The Xbox One’s Used Game Policies Confuse Publishers, Too

It’s time for somebody, myself, specifically, to sit down to a nice meal of crow. I was far from the only one assuming that the Xbox One’s bizarre restrictions on used games were instituted at the behest of the publishers. However, more and more it appears that they’re every bit as befuddled and confused as we are.

Take, for example, Peter Moore, chief operating officer of the publisher gamers love to hate, EA. Moore, asked about the Xbox One’s DRM, categorically denied EA had anything to do with it:

We have not internally even begun to sit down and answer those questions…EA has never had a conversation, and I have been present at all of them, with all of the manufacturers, saying you must put a system in place that allows us to take a piece of the action or even stop it. Absolutely incorrect.

Just spin, right? Stop and consider, though, that Ubisoft has said pretty much the same thing, and you start to wonder. Obviously the publishers knew that Microsoft was working on something along these lines; we’ve known that Microsoft was toying with a system like this for months. At the very least they had to know Microsoft was implementing a licensing system.

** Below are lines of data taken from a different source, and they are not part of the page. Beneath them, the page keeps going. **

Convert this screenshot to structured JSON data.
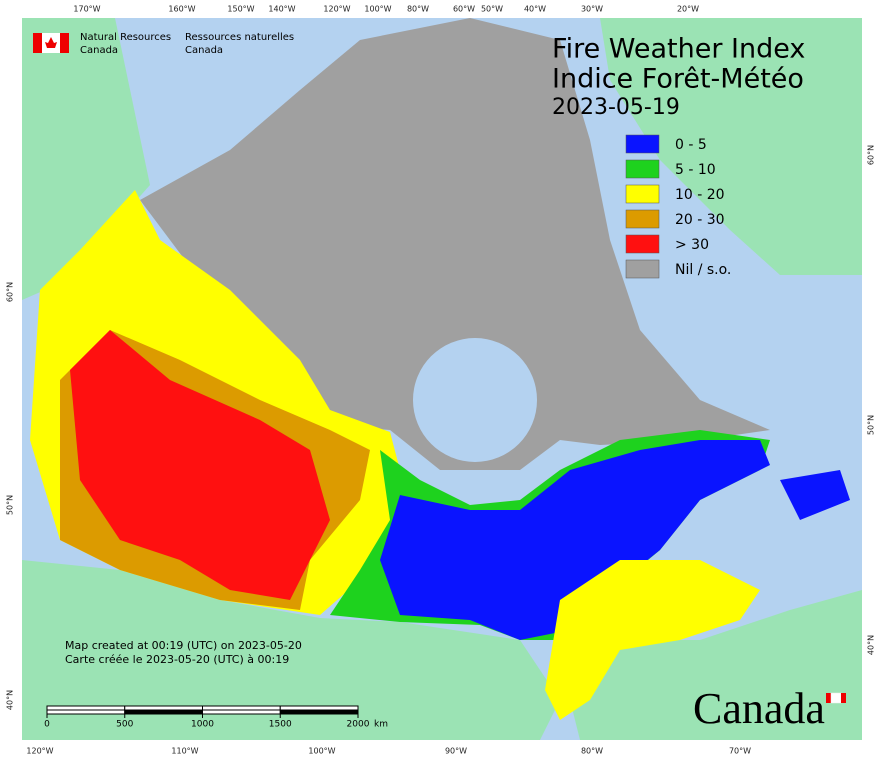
{
  "header": {
    "title_en": "Fire Weather Index",
    "title_fr": "Indice Forêt-Météo",
    "date": "2023-05-19"
  },
  "agency": {
    "en": [
      "Natural Resources",
      "Canada"
    ],
    "fr": [
      "Ressources naturelles",
      "Canada"
    ]
  },
  "legend": [
    {
      "label": "0 - 5",
      "color": "#0a14ff"
    },
    {
      "label": "5 - 10",
      "color": "#1ed21e"
    },
    {
      "label": "10 - 20",
      "color": "#ffff00"
    },
    {
      "label": "20 - 30",
      "color": "#dc9b00"
    },
    {
      "label": "> 30",
      "color": "#ff1010"
    },
    {
      "label": "Nil / s.o.",
      "color": "#a0a0a0"
    }
  ],
  "graticule": {
    "top": [
      "170°W",
      "160°W",
      "150°W",
      "140°W",
      "120°W",
      "100°W",
      "80°W",
      "60°W",
      "50°W",
      "40°W",
      "30°W",
      "20°W"
    ],
    "bottom": [
      "120°W",
      "110°W",
      "100°W",
      "90°W",
      "80°W",
      "70°W"
    ],
    "left": [
      "60°N",
      "50°N",
      "40°N"
    ],
    "right": [
      "60°N",
      "50°N",
      "40°N"
    ]
  },
  "credits": [
    "Map created at 00:19 (UTC) on 2023-05-20",
    "Carte créée le 2023-05-20 (UTC) à 00:19"
  ],
  "scale_bar": {
    "ticks": [
      0,
      500,
      1000,
      1500,
      2000
    ],
    "unit": "km"
  },
  "wordmark": "Canada"
}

But either the extent of the system, the extent of the hostility towards the system, or both, took publishers by surprise. The fact that two major publishers claim to have nothing in place yet would indicate that they’ve got no idea how to handle it, and it’s telling that both interviews mention GameStop as a “valued partner”. The good news is that it seems likely they’ll take note of fan outrage, and response to the PS4, and likely leave things as they stand. Still, we’d love to be a fly on the wall at E3; we bet there are some interesting conversations happening right now.